Each time I try something different with my painting, I feel fear.  Sometimes that fear is rooted in a complicated composition or a face so beautiful, it's impossible to imagine how I could possibly interpret it with my style.  I fear the beautiful ones the most, if truth be told.

Last week, I was asked to face a different kind of painting fear: doing a portrait in front of people at a fundraising event and having it auctioned off for charity.  It's one thing to do a painting for charity in the comfort of my studio and giving it over to organizers; it's another thing entirely to do a painting as part of an event and then be there for the moment of truth when people bid on it, or not - that's the fear speaking.

Heather and I are on the way to Calgary, sitting in the airport waiting for our delayed flight to arrive.  I spent much of the day "warming up" with a portrait of a similar size and complexity to what I am going to do tomorrow.  My subject today was Jack Avery, playing with a photograph taken by Paul Swanson.

Jack feels like a kindred spirit in some bizarre way.  My character in Hometown...The Musical! was crafted based on many of the stories Jack told during an interview with playwright Michael Beamish.  It felt right painting him, trying to capture the depth of his story and the richness of his life.

Tomorrow I will revisit Robin Williams and a familiar image from his 1998 movie Patch Adams.  I had hoped to be able to sketch it out on the canvas tonight, after we landed in Calgary.  However, the flight delay has thrown that plan out the window.  Instead, I will wake up tomorrow morning and do it before going to the site of the fundraiser and starting to paint.

I will have about 5 hours to get the painting in a shape ready to auction in support of the Alberta Children's Hospital Foundation and the Northern Lights Health Foundation.  My hosts are Marty and Dennine Giles, owners of NorthStart Ford Group Canada, who are putting on their fourth annual Charity Poker Tournament at the Deerfoot Casino.

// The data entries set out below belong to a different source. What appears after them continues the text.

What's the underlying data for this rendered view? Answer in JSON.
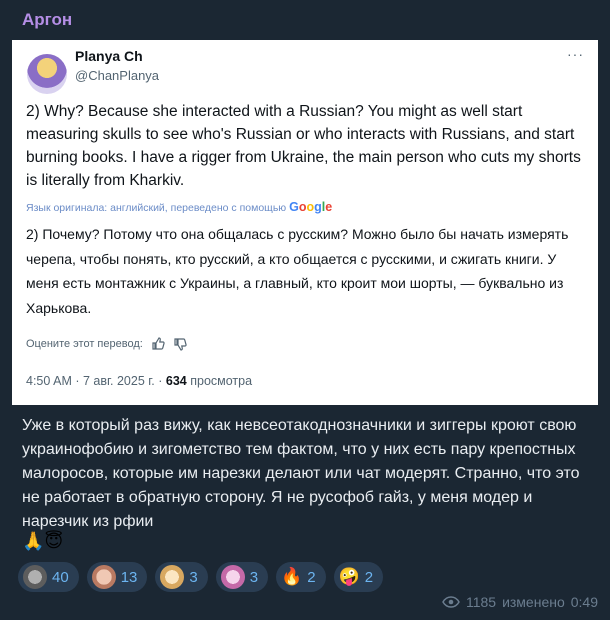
{
  "channel": {
    "name": "Аргон"
  },
  "tweet": {
    "author_name": "Planya Ch",
    "author_handle": "@ChanPlanya",
    "more_glyph": "···",
    "text": "2) Why? Because she interacted with a Russian? You might as well start measuring skulls to see who's Russian or who interacts with Russians, and start burning books. I have a rigger from Ukraine, the main person who cuts my shorts is literally from Kharkiv.",
    "translation_note": "Язык оригинала: английский, переведено с помощью",
    "translation_provider": "Google",
    "translated_text": "2) Почему? Потому что она общалась с русским? Можно было бы начать измерять черепа, чтобы понять, кто русский, а кто общается с русскими, и сжигать книги. У меня есть монтажник с Украины, а главный, кто кроит мои шорты, — буквально из Харькова.",
    "rate_label": "Оцените этот перевод:",
    "time": "4:50 AM",
    "date": "7 авг. 2025 г.",
    "views_count": "634",
    "views_label": "просмотра"
  },
  "message": {
    "text": "Уже в который раз вижу, как невсеотакоднозначники и зиггеры кроют свою украинофобию и зигометство тем фактом, что у них есть пару крепостных малоросов, которые им нарезки делают или чат модерят. Странно, что это не работает в обратную сторону. Я не русофоб гайз, у меня модер и нарезчик из рфии",
    "trailing_emoji": "🙏😇"
  },
  "reactions": [
    {
      "icon": "custom-sticker-gray",
      "count": "40",
      "color": "#8c8c8c"
    },
    {
      "icon": "custom-sticker-face",
      "count": "13",
      "color": "#e0b4a0"
    },
    {
      "icon": "custom-sticker-anime-blond",
      "count": "3",
      "color": "#f0d6a0"
    },
    {
      "icon": "custom-sticker-anime-pink",
      "count": "3",
      "color": "#e6a6d6"
    },
    {
      "emoji": "🔥",
      "count": "2"
    },
    {
      "emoji": "🤪",
      "count": "2"
    }
  ],
  "footer": {
    "views": "1185",
    "edited_label": "изменено",
    "time": "0:49"
  }
}
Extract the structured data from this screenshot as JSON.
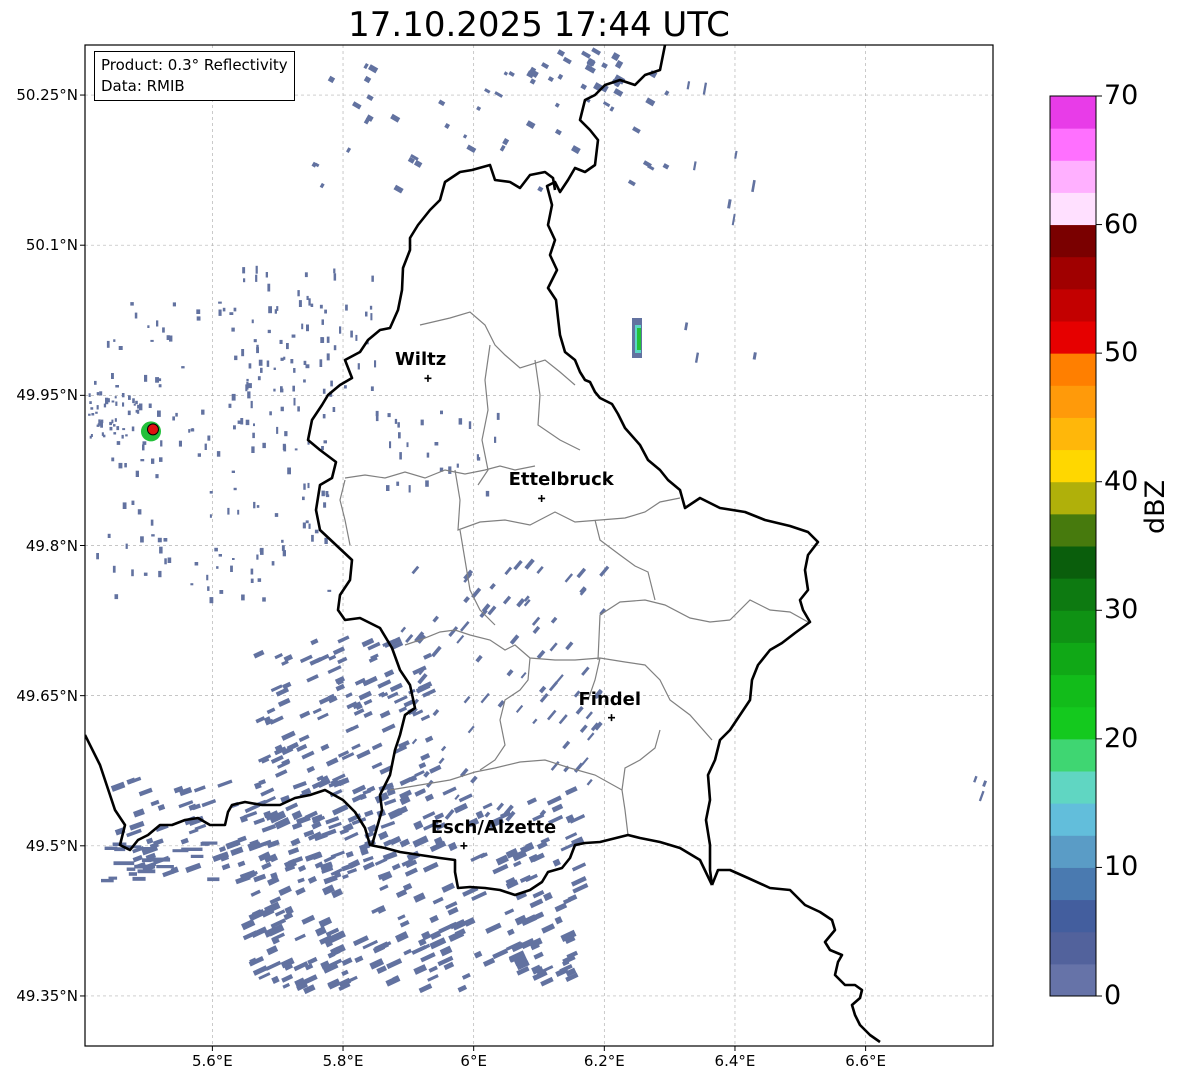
{
  "title": "17.10.2025 17:44 UTC",
  "info_box": {
    "product": "Product: 0.3° Reflectivity",
    "data": "Data: RMIB"
  },
  "map_extent": {
    "lon": [
      5.405,
      6.795
    ],
    "lat": [
      49.3,
      50.3
    ]
  },
  "lat_ticks": [
    {
      "value": 50.25,
      "label": "50.25°N"
    },
    {
      "value": 50.1,
      "label": "50.1°N"
    },
    {
      "value": 49.95,
      "label": "49.95°N"
    },
    {
      "value": 49.8,
      "label": "49.8°N"
    },
    {
      "value": 49.65,
      "label": "49.65°N"
    },
    {
      "value": 49.5,
      "label": "49.5°N"
    },
    {
      "value": 49.35,
      "label": "49.35°N"
    }
  ],
  "lon_ticks": [
    {
      "value": 5.6,
      "label": "5.6°E"
    },
    {
      "value": 5.8,
      "label": "5.8°E"
    },
    {
      "value": 6.0,
      "label": "6°E"
    },
    {
      "value": 6.2,
      "label": "6.2°E"
    },
    {
      "value": 6.4,
      "label": "6.4°E"
    },
    {
      "value": 6.6,
      "label": "6.6°E"
    }
  ],
  "cities": [
    {
      "name": "Wiltz",
      "lon": 5.93,
      "lat": 49.967
    },
    {
      "name": "Ettelbruck",
      "lon": 6.104,
      "lat": 49.847
    },
    {
      "name": "Findel",
      "lon": 6.211,
      "lat": 49.628
    },
    {
      "name": "Esch/Alzette",
      "lon": 5.985,
      "lat": 49.5
    }
  ],
  "radar_site": {
    "lon": 5.506,
    "lat": 49.914,
    "marker_color": "#e01010"
  },
  "colorbar": {
    "label": "dBZ",
    "min": 0,
    "max": 70,
    "step": 2.5,
    "tick_labels": [
      "0",
      "10",
      "20",
      "30",
      "40",
      "50",
      "60",
      "70"
    ],
    "colors": [
      "#6673a8",
      "#52629c",
      "#435e9e",
      "#4a7ab0",
      "#5a9cc6",
      "#62bedb",
      "#60d6c2",
      "#3fd672",
      "#14c91e",
      "#12bc1a",
      "#10a816",
      "#0f9214",
      "#0d7a11",
      "#0a5e0c",
      "#477a0d",
      "#b0b00a",
      "#ffd700",
      "#ffb70a",
      "#ff9a0a",
      "#ff7f00",
      "#e60000",
      "#c30000",
      "#a00000",
      "#7a0000",
      "#ffe0ff",
      "#ffb0ff",
      "#ff70ff",
      "#e83ce8"
    ]
  },
  "colors": {
    "border": "#000000",
    "district": "#808080",
    "grid": "#b4b4b4",
    "echo": "#6272a0",
    "echo_green": "#22c03a",
    "echo_cyan": "#5cd6c6"
  }
}
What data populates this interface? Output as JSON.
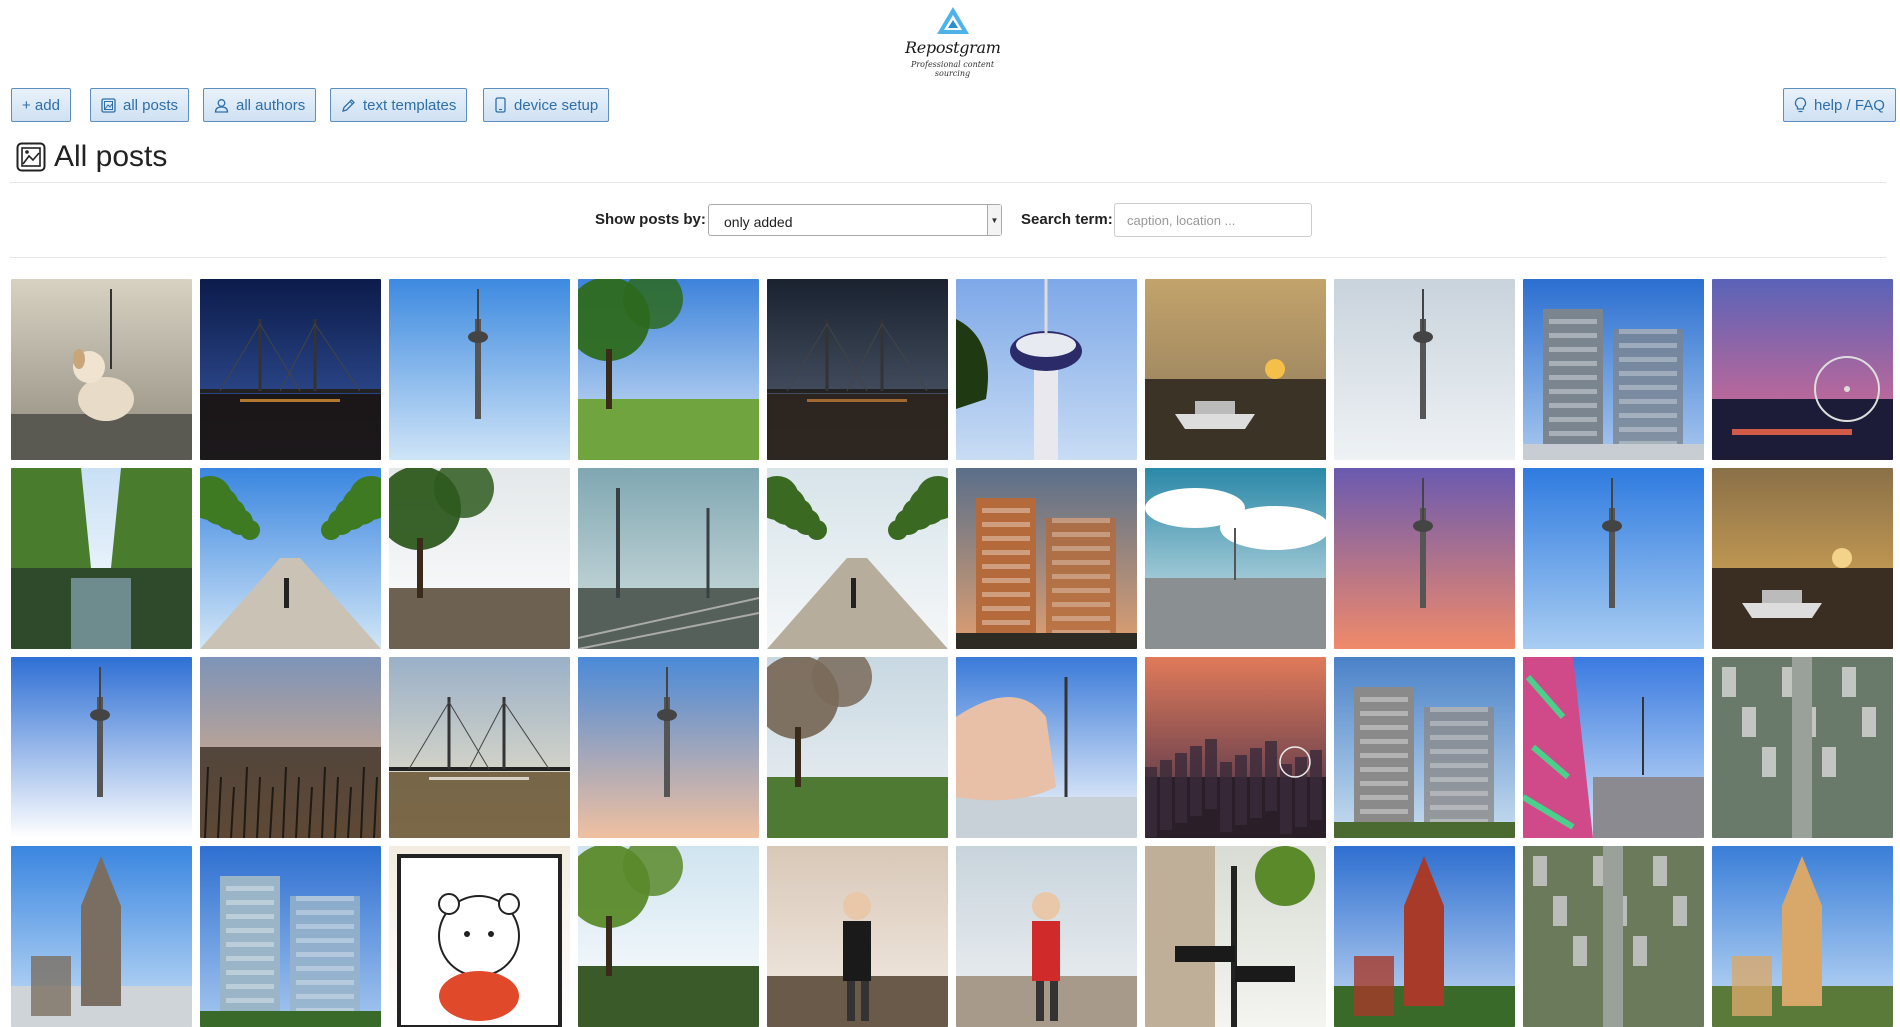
{
  "brand": {
    "name": "Repostgram",
    "tagline": "Professional content sourcing"
  },
  "toolbar": {
    "add": "+ add",
    "all_posts": "all posts",
    "all_authors": "all authors",
    "text_templates": "text templates",
    "device_setup": "device setup",
    "help": "help / FAQ"
  },
  "page": {
    "title": "All posts"
  },
  "filters": {
    "show_label": "Show posts by:",
    "show_selected": "only added",
    "search_label": "Search term:",
    "search_placeholder": "caption, location ..."
  },
  "posts": [
    {
      "subject": "dog on promenade",
      "sky": [
        "#d7d2c2",
        "#8f8a7d"
      ],
      "ground": "#4a4a44",
      "accent": "#c9a67a",
      "motif": "dog"
    },
    {
      "subject": "bridge at night",
      "sky": [
        "#0c1b4a",
        "#3a5ca8"
      ],
      "ground": "#1a120c",
      "accent": "#f3a33a",
      "motif": "bridge"
    },
    {
      "subject": "tower over meadow",
      "sky": [
        "#3d8ae0",
        "#cfe4f7"
      ],
      "ground": "#8a9a3c",
      "accent": "#2f5a2a",
      "motif": "tower"
    },
    {
      "subject": "tree branches river",
      "sky": [
        "#3d83db",
        "#dbe9f7"
      ],
      "ground": "#6fa43f",
      "accent": "#2d6a1e",
      "motif": "tree"
    },
    {
      "subject": "bridge dusk",
      "sky": [
        "#1a2230",
        "#596476"
      ],
      "ground": "#2a2018",
      "accent": "#d2873a",
      "motif": "bridge"
    },
    {
      "subject": "tower top",
      "sky": [
        "#7da8e8",
        "#c8dcf4"
      ],
      "ground": "#2b3b6a",
      "accent": "#ffffff",
      "motif": "towertop"
    },
    {
      "subject": "boat sunset",
      "sky": [
        "#c2a36b",
        "#8b775b"
      ],
      "ground": "#3c3327",
      "accent": "#f4c04a",
      "motif": "boat"
    },
    {
      "subject": "aerial tower view",
      "sky": [
        "#c9d3dc",
        "#eef2f5"
      ],
      "ground": "#6b7a60",
      "accent": "#9a9a9a",
      "motif": "tower"
    },
    {
      "subject": "gehry building",
      "sky": [
        "#2b6fd0",
        "#a9c8ef"
      ],
      "ground": "#c8cdd3",
      "accent": "#7b8590",
      "motif": "building"
    },
    {
      "subject": "ferris wheel sunset",
      "sky": [
        "#5a63b8",
        "#e86a8c"
      ],
      "ground": "#1c1c38",
      "accent": "#ff6b4a",
      "motif": "wheel"
    },
    {
      "subject": "canal trees",
      "sky": [
        "#c9e0f5",
        "#ffffff"
      ],
      "ground": "#2e4a2a",
      "accent": "#4a7c2e",
      "motif": "canal"
    },
    {
      "subject": "promenade trees",
      "sky": [
        "#3a86e0",
        "#d2e6f7"
      ],
      "ground": "#c9c2b5",
      "accent": "#3d7a22",
      "motif": "avenue"
    },
    {
      "subject": "flood reflection",
      "sky": [
        "#e4e8ea",
        "#ffffff"
      ],
      "ground": "#6d6252",
      "accent": "#2e5a1e",
      "motif": "tree"
    },
    {
      "subject": "railway pylons",
      "sky": [
        "#7fa7b2",
        "#d9e4e3"
      ],
      "ground": "#55605a",
      "accent": "#394044",
      "motif": "rail"
    },
    {
      "subject": "walkers on path",
      "sky": [
        "#d7e4ea",
        "#f5f7f8"
      ],
      "ground": "#b7ad9c",
      "accent": "#3a6a22",
      "motif": "avenue"
    },
    {
      "subject": "media harbour towers",
      "sky": [
        "#5a6f8a",
        "#e0a070"
      ],
      "ground": "#2e2a24",
      "accent": "#b46a3a",
      "motif": "building"
    },
    {
      "subject": "clouds over rhine",
      "sky": [
        "#2a88a8",
        "#e8f0f2"
      ],
      "ground": "#8a8f92",
      "accent": "#ffffff",
      "motif": "clouds"
    },
    {
      "subject": "tower purple sky",
      "sky": [
        "#6a5ab0",
        "#f08a6a"
      ],
      "ground": "#241c2e",
      "accent": "#111111",
      "motif": "tower"
    },
    {
      "subject": "tower with trees",
      "sky": [
        "#2f7be0",
        "#a9cdf2"
      ],
      "ground": "#3d7a2a",
      "accent": "#ffffff",
      "motif": "tower"
    },
    {
      "subject": "harbour golden clouds",
      "sky": [
        "#8a7048",
        "#e8b45a"
      ],
      "ground": "#3a2e22",
      "accent": "#f3d28a",
      "motif": "boat"
    },
    {
      "subject": "tower clouds harbour",
      "sky": [
        "#2e6fd4",
        "#ffffff"
      ],
      "ground": "#4d6a7a",
      "accent": "#e8e8e8",
      "motif": "tower"
    },
    {
      "subject": "sunset lake reeds",
      "sky": [
        "#7d94b8",
        "#f0b07a"
      ],
      "ground": "#3a2e24",
      "accent": "#1e1a14",
      "motif": "reeds"
    },
    {
      "subject": "sun under bridge",
      "sky": [
        "#9ab0c8",
        "#f4e8c8"
      ],
      "ground": "#6d5a3a",
      "accent": "#ffffff",
      "motif": "bridge"
    },
    {
      "subject": "tower pink cloud",
      "sky": [
        "#4a8ad8",
        "#f0c0a0"
      ],
      "ground": "#3a3a2a",
      "accent": "#e88a6a",
      "motif": "tower"
    },
    {
      "subject": "park with bridge",
      "sky": [
        "#c8d8e2",
        "#eef2f4"
      ],
      "ground": "#4e7a34",
      "accent": "#7a6a5a",
      "motif": "tree"
    },
    {
      "subject": "hand holding tower",
      "sky": [
        "#3a7ad8",
        "#ffffff"
      ],
      "ground": "#c8d0d8",
      "accent": "#e8c0a8",
      "motif": "hand"
    },
    {
      "subject": "skyline sunset",
      "sky": [
        "#e07a5a",
        "#3a2a48"
      ],
      "ground": "#2a1e28",
      "accent": "#f0a070",
      "motif": "skyline"
    },
    {
      "subject": "fountain park",
      "sky": [
        "#4a82c8",
        "#c9def0"
      ],
      "ground": "#4a6a32",
      "accent": "#8a8a8a",
      "motif": "building"
    },
    {
      "subject": "graffiti walkway",
      "sky": [
        "#3a7ae0",
        "#d0e4f8"
      ],
      "ground": "#8a8a90",
      "accent": "#d04a8a",
      "motif": "graffiti"
    },
    {
      "subject": "aerial harbour",
      "sky": [
        "#a8b0a8",
        "#e0e4e0"
      ],
      "ground": "#6a7a6a",
      "accent": "#d8d8d8",
      "motif": "aerial"
    },
    {
      "subject": "old town tower",
      "sky": [
        "#3a86e0",
        "#c8e0f7"
      ],
      "ground": "#cfd4d8",
      "accent": "#7a6e62",
      "motif": "church"
    },
    {
      "subject": "glass office",
      "sky": [
        "#2e6fd0",
        "#a6c8f0"
      ],
      "ground": "#3a6a2a",
      "accent": "#9ab4c8",
      "motif": "building"
    },
    {
      "subject": "cartoon bear",
      "sky": [
        "#f4ece0",
        "#ffffff"
      ],
      "ground": "#f4ece0",
      "accent": "#e04a2a",
      "motif": "bear"
    },
    {
      "subject": "park pond",
      "sky": [
        "#d0e4f0",
        "#ffffff"
      ],
      "ground": "#3a5a2a",
      "accent": "#5a8a2a",
      "motif": "tree"
    },
    {
      "subject": "woman on bench",
      "sky": [
        "#d8c8b8",
        "#f4ece4"
      ],
      "ground": "#6a5a4a",
      "accent": "#1a1a1a",
      "motif": "person"
    },
    {
      "subject": "woman red dress",
      "sky": [
        "#c8d4dc",
        "#f0f2f4"
      ],
      "ground": "#a89a8a",
      "accent": "#d02a2a",
      "motif": "person"
    },
    {
      "subject": "altstadt street sign",
      "sky": [
        "#d8dcd4",
        "#f4f4f0"
      ],
      "ground": "#8a7a6a",
      "accent": "#1a1a1a",
      "motif": "sign"
    },
    {
      "subject": "red church",
      "sky": [
        "#2e6fd0",
        "#c8dcf4"
      ],
      "ground": "#3a6a2a",
      "accent": "#a83a2a",
      "motif": "church"
    },
    {
      "subject": "aerial avenue",
      "sky": [
        "#8a8a88",
        "#d4d4d0"
      ],
      "ground": "#6a7a5a",
      "accent": "#cfcfcf",
      "motif": "aerial"
    },
    {
      "subject": "market umbrella",
      "sky": [
        "#3a7ed8",
        "#c8e0f7"
      ],
      "ground": "#5a7a3a",
      "accent": "#d8a86a",
      "motif": "church"
    }
  ]
}
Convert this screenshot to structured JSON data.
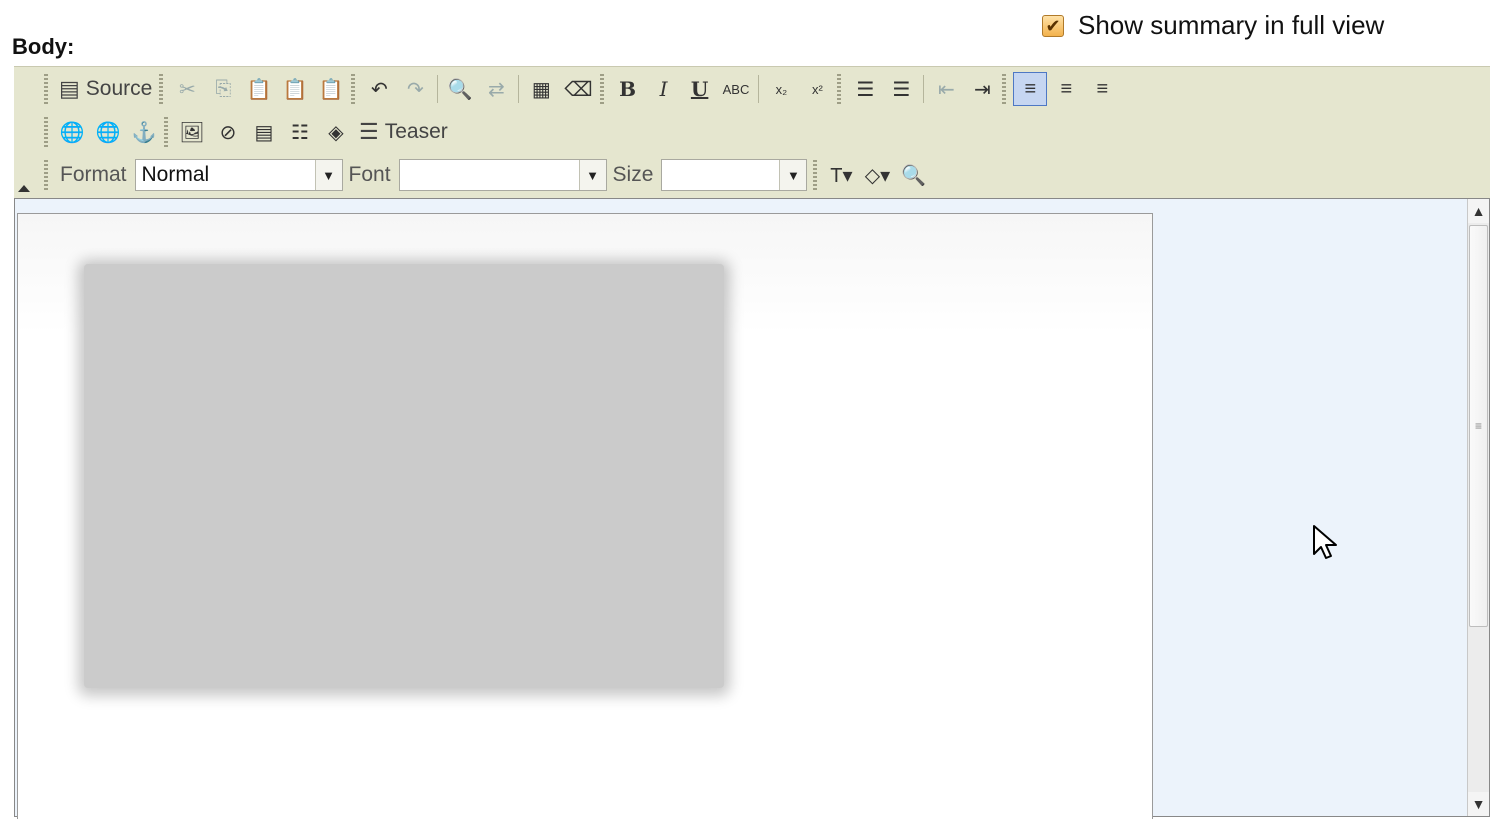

I'm going into this experience with a number of unknowns, including my set-up in the room, the amount of available light, and any sense of how the audience (poker players) are going to react to what I'm doing.  But like I say to myself at several points during most of my painting projects, I just need to TRUST THE PROCESS.  It was an honour to be asked to do this, and an even greater honour to contribute in a small way to a great cause.

I will be embracing new fears in the coming days, weeks and months as this painting journey continues.  Some very interesting commissions have come my way that will push me just a little bit further, just as tomorrow's adventure surely will.